Written Tears

It’s cold inside. The winter has bitten back with tiny nips of darkness and blight. Mostly. Here the weather is warm and the thoughts are distant, tiring. Here the sun is bright and there is no threat of icy, slippery, travel – of all types. Perhaps only on the inside.

I do not like to cry and yet, there are moments of clarity where it seems so necessary. So rain-like. The quality of washing a city’s worth of grime from my thoughts and heart. My eyes become clear, lines and emotions become crisp. The depth of feeling swims in leaps and bounds only for a moment, then is gone. An eddy that held my fingers and thoughts, fleeting tidal wash.

Life continues. The sun slowly rises in its late-Winter ennui, stabbing at the morning with faint will. The wind is cool and stark, the city more so. It feels so, inside me. The struggle with human nature – the loneliness we seek to evade – haunts the backs of all our minds. Primate behavior drives it from the day-to-day but we all realize that it is there, lurking. We are singularly alone in our thoughts. All of them, dark and light, take only the inward path – like the oft-walked dirt short cut, where vegetation has pulled back and refuses to grow, like the hard cracked earth that allows nothing in, nothing out. We let our thoughts run those paths over and over until they become chariot ruts in the road of our lives. Time creates the lock: it’s hard to break out of the ruts without… without…

Direction. Will. Power. A destination. Vision.

What I thought would be my struggle is not. What I thought would be my nemesis is merely a shadow on a hazy morning, begging me to look at it while my real destruction lies elsewhere. It is not how I thought it would be, this life. Perhaps I’ve tricked myself before. Who hasn’t?

Now I wonder. Recently asked, “how have you chosen your course in life?” Answer, deciding upon the choices offered to me at the time. Perhaps its time to step up once more and make my own decisions, without the obvious question in front of me. I have so rarely done that. I’ve followed the rut until there was a fork in the road then made my decision then. Perhaps it’s time to look out beyond the road, beyond the sheets of dark clouds and rain.
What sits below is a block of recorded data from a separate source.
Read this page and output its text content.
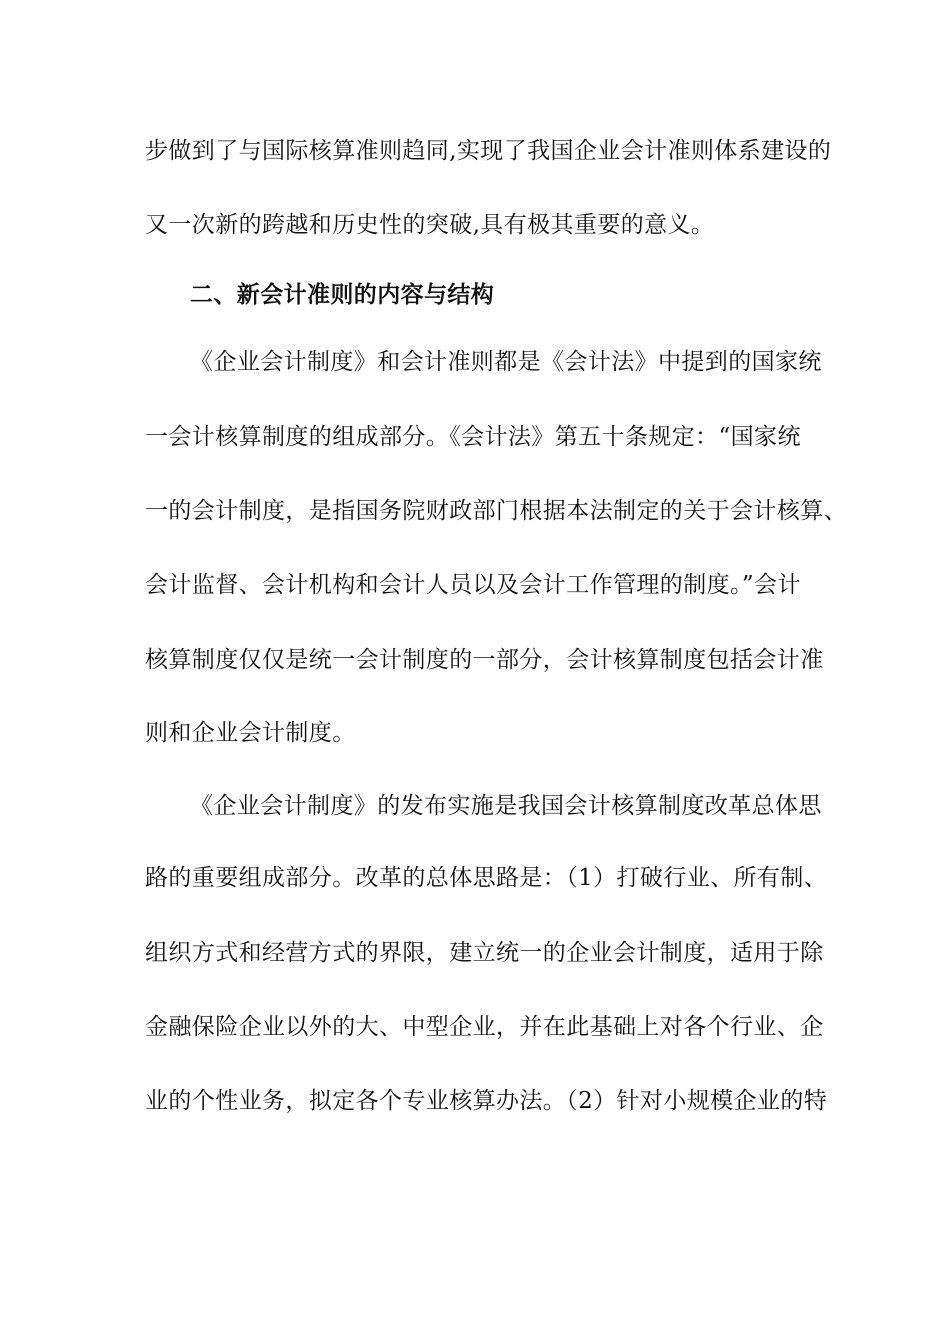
步做到了与国际核算准则趋同,实现了我国企业会计准则体系建设的
又一次新的跨越和历史性的突破,具有极其重要的意义。
二、新会计准则的内容与结构
《企业会计制度》和会计准则都是《会计法》中提到的国家统
一会计核算制度的组成部分。《会计法》第五十条规定：“国家统
一的会计制度，是指国务院财政部门根据本法制定的关于会计核算、
会计监督、会计机构和会计人员以及会计工作管理的制度。”会计
核算制度仅仅是统一会计制度的一部分，会计核算制度包括会计准
则和企业会计制度。
《企业会计制度》的发布实施是我国会计核算制度改革总体思
路的重要组成部分。改革的总体思路是：（1）打破行业、所有制、
组织方式和经营方式的界限，建立统一的企业会计制度，适用于除
金融保险企业以外的大、中型企业，并在此基础上对各个行业、企
业的个性业务，拟定各个专业核算办法。（2）针对小规模企业的特
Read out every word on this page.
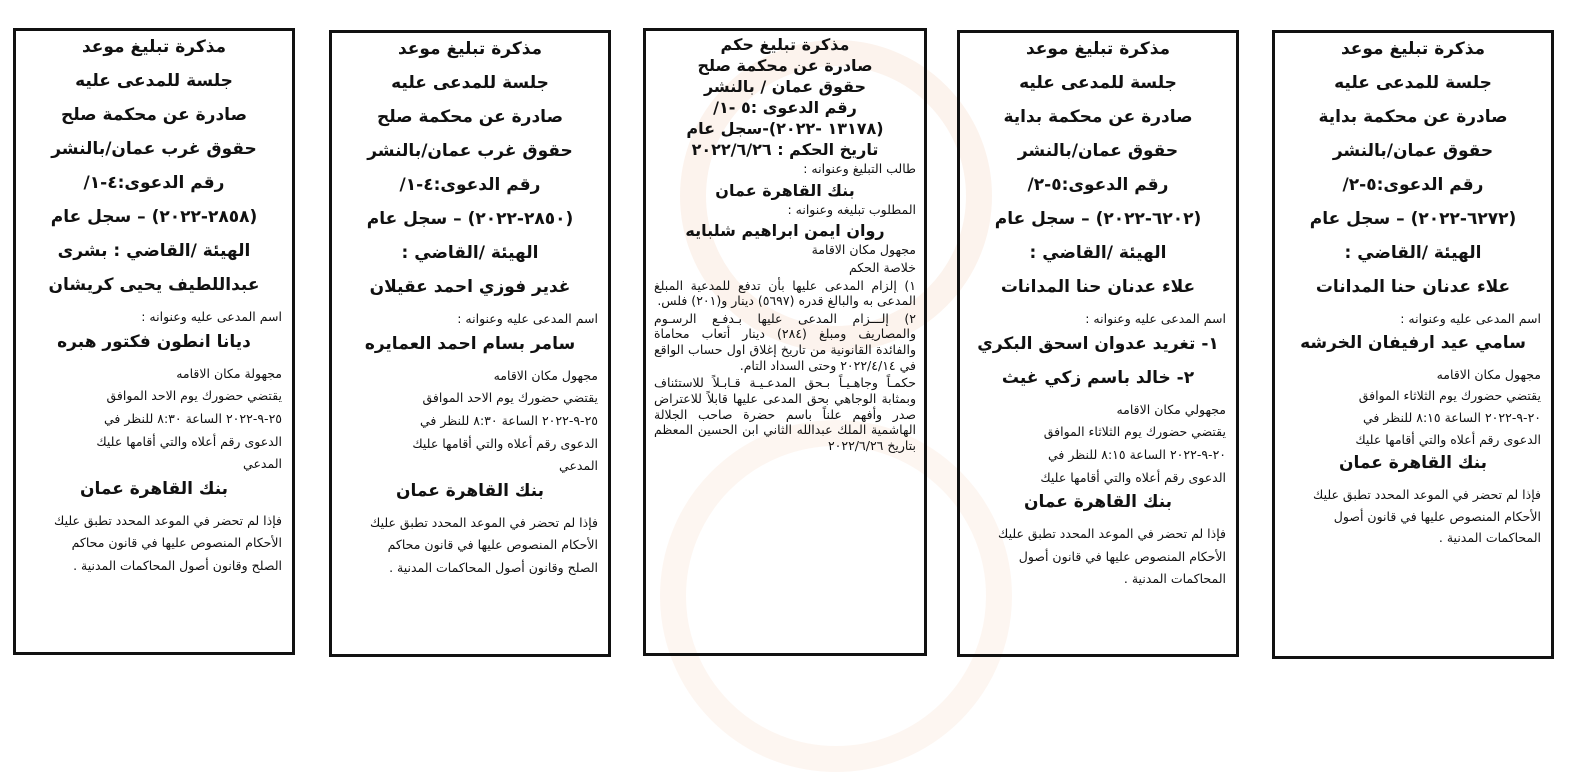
مذكرة تبليغ موعد
جلسة للمدعى عليه
صادرة عن محكمة صلح
حقوق غرب عمان/بالنشر
رقم الدعوى:٤-١/
(٢٨٥٨-٢٠٢٢) – سجل عام
الهيئة /القاضي : بشرى
عبداللطيف يحيى كريشان
اسم المدعى عليه وعنوانه :
ديانا انطون فكتور هبره
مجهولة مكان الاقامه
يقتضي حضورك يوم الاحد الموافق
٢٥-٩-٢٠٢٢ الساعة ٨:٣٠ للنظر في
الدعوى رقم أعلاه والتي أقامها عليك
المدعي
بنك القاهرة عمان
فإذا لم تحضر في الموعد المحدد تطبق عليك
الأحكام المنصوص عليها في قانون محاكم
الصلح وقانون أصول المحاكمات المدنية .
مذكرة تبليغ موعد
جلسة للمدعى عليه
صادرة عن محكمة صلح
حقوق غرب عمان/بالنشر
رقم الدعوى:٤-١/
(٢٨٥٠-٢٠٢٢) – سجل عام
الهيئة /القاضي :
غدير فوزي احمد عقيلان
اسم المدعى عليه وعنوانه :
سامر بسام احمد العمايره
مجهول مكان الاقامه
يقتضي حضورك يوم الاحد الموافق
٢٥-٩-٢٠٢٢ الساعة ٨:٣٠ للنظر في
الدعوى رقم أعلاه والتي أقامها عليك
المدعي
بنك القاهرة عمان
فإذا لم تحضر في الموعد المحدد تطبق عليك
الأحكام المنصوص عليها في قانون محاكم
الصلح وقانون أصول المحاكمات المدنية .
مذكرة تبليغ حكم
صادرة عن محكمة صلح
حقوق عمان / بالنشر
رقم الدعوى :٥ -١/
(١٣١٧٨ -٢٠٢٢)-سجل عام
تاريخ الحكم : ٢٠٢٢/٦/٢٦
طالب التبليغ وعنوانه :
بنك القاهرة عمان
المطلوب تبليغه وعنوانه :
روان ايمن ابراهيم شلبايه
مجهول مكان الاقامة
خلاصة الحكم
١) إلزام المدعى عليها بأن تدفع للمدعية المبلغ المدعى به والبالغ قدره (٥٦٩٧) دينار و(٢٠١) فلس.
٢) إلـــزام المدعى عليها بـدفـع الرسـوم والمصاريف ومبلغ (٢٨٤) دينار أتعاب محاماة والفائدة القانونية من تاريخ إغلاق اول حساب الواقع في ٢٠٢٢/٤/١٤ وحتى السداد التام.
حكمـاً وجاهـيـاً بـحق المدعـيـة قـابـلاً للاستئناف وبمثابة الوجاهي بحق المدعى عليها قابلاً للاعتراض صدر وأفهم علناً باسم حضرة صاحب الجلالة الهاشمية الملك عبدالله الثاني ابن الحسين المعظم بتاريخ ٢٠٢٢/٦/٢٦
مذكرة تبليغ موعد
جلسة للمدعى عليه
صادرة عن محكمة بداية
حقوق عمان/بالنشر
رقم الدعوى:٥-٢/
(٦٢٠٢-٢٠٢٢) – سجل عام
الهيئة /القاضي :
علاء عدنان حنا المدانات
اسم المدعى عليه وعنوانه :
١- تغريد عدوان اسحق البكري
٢- خالد باسم زكي غيث
مجهولي مكان الاقامه
يقتضي حضورك يوم الثلاثاء الموافق
٢٠-٩-٢٠٢٢ الساعة ٨:١٥ للنظر في
الدعوى رقم أعلاه والتي أقامها عليك
بنك القاهرة عمان
فإذا لم تحضر في الموعد المحدد تطبق عليك
الأحكام المنصوص عليها في قانون أصول
المحاكمات المدنية .
مذكرة تبليغ موعد
جلسة للمدعى عليه
صادرة عن محكمة بداية
حقوق عمان/بالنشر
رقم الدعوى:٥-٢/
(٦٢٧٢-٢٠٢٢) – سجل عام
الهيئة /القاضي :
علاء عدنان حنا المدانات
اسم المدعى عليه وعنوانه :
سامي عيد ارفيفان الخرشه
مجهول مكان الاقامه
يقتضي حضورك يوم الثلاثاء الموافق
٢٠-٩-٢٠٢٢ الساعة ٨:١٥ للنظر في
الدعوى رقم أعلاه والتي أقامها عليك
بنك القاهرة عمان
فإذا لم تحضر في الموعد المحدد تطبق عليك
الأحكام المنصوص عليها في قانون أصول
المحاكمات المدنية .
I’m looking for a light in the darkness, a path I can follow. I’m looking for the right light broadcast from some dizzying place that reminds me of my true self. Is the lesson that I am the light, that the path lies of my own choosing, my own thoughts. Creation in the palm of my hand, in the slant of my thought, in the weave of my own imagination. What can my life be if not my own perfect creation? It’s time to let go of all the fetters, of all the illusions of safe. It’s time to close my eyes and imagine more than a road, more that the well-worn ruts of others. It’s time to dream. What world can my mind grow?